Если бы человека удовлетворяла трата своей жизни, чтобы оставаться живым, то, возможно, не было бы проблемы. Хотя у него нет инстинкта муравьев, тем не менее существование, подобное муравьиному, было бы совершенно сносным. Однако часть человеческого условия состоит именно в том, что за этой сферой биологического или материального выживания существует сфера, характерная для человека, которую можно назвать трансвыживанием или транснеобходимостью.

Что это значит? Человек обладает внутренней склонностью не быть, как однажды сформулировал это Эйнштейн, «выплеснутым из чашки» именно из‑за того, что у него есть сознание и воображение и еще потенциальная свобода. Он хочет знать не только то, что необходимо, чтобы выжить, он хочет понять, что означает жизнь. Он единственное живое существо, осознающее само себя. Он хочет воспользоваться теми способностями, которые развил в процессе истории и которые играют роль большую, чем процесс простого биологического выживания. Голод и секс как чисто физиологические явления принадлежат сфере выживания. (Психологическая система Фрейда страдает одной главной ошибкой, бывшей частью механистического материализма его времени и приведшей его к построению психологии на тех побуждениях, которые служат выживанию.) Но у человека есть страсти — специфически человеческие характеристики, и стоят они над функцией выживания.

Никто не выразил эту мысль более ясно, чем Маркс: «Страсть — это способность человека прилагать усилия к обретению своей цели»1. В этом высказывании страсть рассматривается как концепция отношения к миру, или связности.

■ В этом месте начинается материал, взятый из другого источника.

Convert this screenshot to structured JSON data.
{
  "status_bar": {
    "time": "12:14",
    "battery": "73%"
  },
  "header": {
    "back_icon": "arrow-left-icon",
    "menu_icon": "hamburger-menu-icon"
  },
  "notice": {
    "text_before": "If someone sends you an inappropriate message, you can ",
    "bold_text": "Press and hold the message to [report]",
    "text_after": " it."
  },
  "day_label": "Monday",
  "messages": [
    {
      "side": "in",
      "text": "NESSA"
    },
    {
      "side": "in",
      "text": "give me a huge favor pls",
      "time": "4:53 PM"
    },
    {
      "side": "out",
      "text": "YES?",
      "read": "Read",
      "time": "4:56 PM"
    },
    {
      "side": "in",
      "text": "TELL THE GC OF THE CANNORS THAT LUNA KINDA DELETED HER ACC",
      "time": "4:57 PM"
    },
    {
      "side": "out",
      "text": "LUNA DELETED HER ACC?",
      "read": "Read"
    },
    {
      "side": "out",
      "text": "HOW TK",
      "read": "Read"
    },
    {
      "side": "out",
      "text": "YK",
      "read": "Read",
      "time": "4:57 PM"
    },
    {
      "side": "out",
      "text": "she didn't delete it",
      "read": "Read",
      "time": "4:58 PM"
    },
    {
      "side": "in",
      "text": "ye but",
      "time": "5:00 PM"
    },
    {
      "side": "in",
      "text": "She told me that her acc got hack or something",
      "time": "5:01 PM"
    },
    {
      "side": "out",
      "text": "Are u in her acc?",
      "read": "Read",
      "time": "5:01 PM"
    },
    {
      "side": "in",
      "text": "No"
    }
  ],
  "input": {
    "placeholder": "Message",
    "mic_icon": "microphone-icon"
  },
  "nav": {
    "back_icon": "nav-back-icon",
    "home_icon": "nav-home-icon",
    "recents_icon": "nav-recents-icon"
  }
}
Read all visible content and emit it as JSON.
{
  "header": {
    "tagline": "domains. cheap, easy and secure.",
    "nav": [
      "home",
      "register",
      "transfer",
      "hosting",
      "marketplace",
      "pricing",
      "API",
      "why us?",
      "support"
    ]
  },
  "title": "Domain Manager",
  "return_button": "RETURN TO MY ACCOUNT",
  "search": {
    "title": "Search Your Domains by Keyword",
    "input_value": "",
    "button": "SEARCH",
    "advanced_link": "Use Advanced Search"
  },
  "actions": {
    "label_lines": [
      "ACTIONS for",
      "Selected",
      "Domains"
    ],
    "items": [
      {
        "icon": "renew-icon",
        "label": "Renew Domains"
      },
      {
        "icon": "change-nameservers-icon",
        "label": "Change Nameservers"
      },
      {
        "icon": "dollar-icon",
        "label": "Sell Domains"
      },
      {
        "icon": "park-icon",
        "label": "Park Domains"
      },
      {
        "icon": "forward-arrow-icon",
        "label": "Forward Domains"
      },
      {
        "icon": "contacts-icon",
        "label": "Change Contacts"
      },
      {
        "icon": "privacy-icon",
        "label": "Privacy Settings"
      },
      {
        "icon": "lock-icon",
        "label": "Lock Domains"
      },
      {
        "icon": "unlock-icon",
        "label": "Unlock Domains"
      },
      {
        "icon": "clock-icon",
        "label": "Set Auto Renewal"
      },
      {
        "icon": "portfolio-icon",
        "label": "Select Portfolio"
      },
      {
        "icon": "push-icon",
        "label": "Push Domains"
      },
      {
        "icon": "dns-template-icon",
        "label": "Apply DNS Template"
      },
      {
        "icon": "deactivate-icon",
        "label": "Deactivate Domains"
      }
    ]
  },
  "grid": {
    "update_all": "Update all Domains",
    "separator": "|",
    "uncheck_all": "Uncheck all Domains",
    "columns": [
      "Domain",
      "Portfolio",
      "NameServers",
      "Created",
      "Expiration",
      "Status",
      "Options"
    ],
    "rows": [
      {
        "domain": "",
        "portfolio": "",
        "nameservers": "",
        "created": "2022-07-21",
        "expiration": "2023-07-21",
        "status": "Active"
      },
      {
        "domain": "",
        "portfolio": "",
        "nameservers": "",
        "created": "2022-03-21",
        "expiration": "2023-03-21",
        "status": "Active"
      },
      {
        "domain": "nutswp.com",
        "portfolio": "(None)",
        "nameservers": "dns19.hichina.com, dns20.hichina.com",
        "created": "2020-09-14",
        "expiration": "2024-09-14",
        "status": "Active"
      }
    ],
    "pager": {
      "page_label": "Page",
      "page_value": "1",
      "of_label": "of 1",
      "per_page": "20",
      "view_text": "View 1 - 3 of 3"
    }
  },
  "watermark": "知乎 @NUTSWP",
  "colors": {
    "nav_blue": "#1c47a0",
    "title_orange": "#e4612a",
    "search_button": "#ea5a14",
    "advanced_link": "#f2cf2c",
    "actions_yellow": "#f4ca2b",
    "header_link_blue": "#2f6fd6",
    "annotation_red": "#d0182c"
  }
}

Динамизм человеческой природы в той мере, в какой она человечна, прежде всего укоренен в потребности человека выразить свои способности более в отношении к миру, чем в своей необходимости использовать этот мир как средство удовлетворения своих физиологических потребностей. Это означает: у меня есть потребность видеть, потому что у меня есть глаза; у меня есть потребность слышать, потому что у меня есть уши; у меня есть потребность думать, потому что у меня есть разум; у меня есть потребность чувствовать, потому что у меня есть сердце. Короче говоря, мне нужны человечество и мир, потому что я человек. Маркс объясняет очень ясно, что он имеет в виду под «человеческими способностями», соотнесенными с миром путем страсти: «Человеческая связь с миром — это зрение, слух, обоняние, вкус, тактильные ощущения, наблюдательность, чувствование, желания действия, любовь, где все органы его индивидуальности… активно отражают (Betatigung) человеческую реальность… На практике я могу установить связь с человечеством только через вещь, когда вещь связана с человечеством через человечка»2.

Человеческие побуждения, будучи трансутилитарными, становятся выражением фундаментальной и специфически человеческой потребности: потребности быть связанным с человечеством и природой и утвердить себя в этой связности.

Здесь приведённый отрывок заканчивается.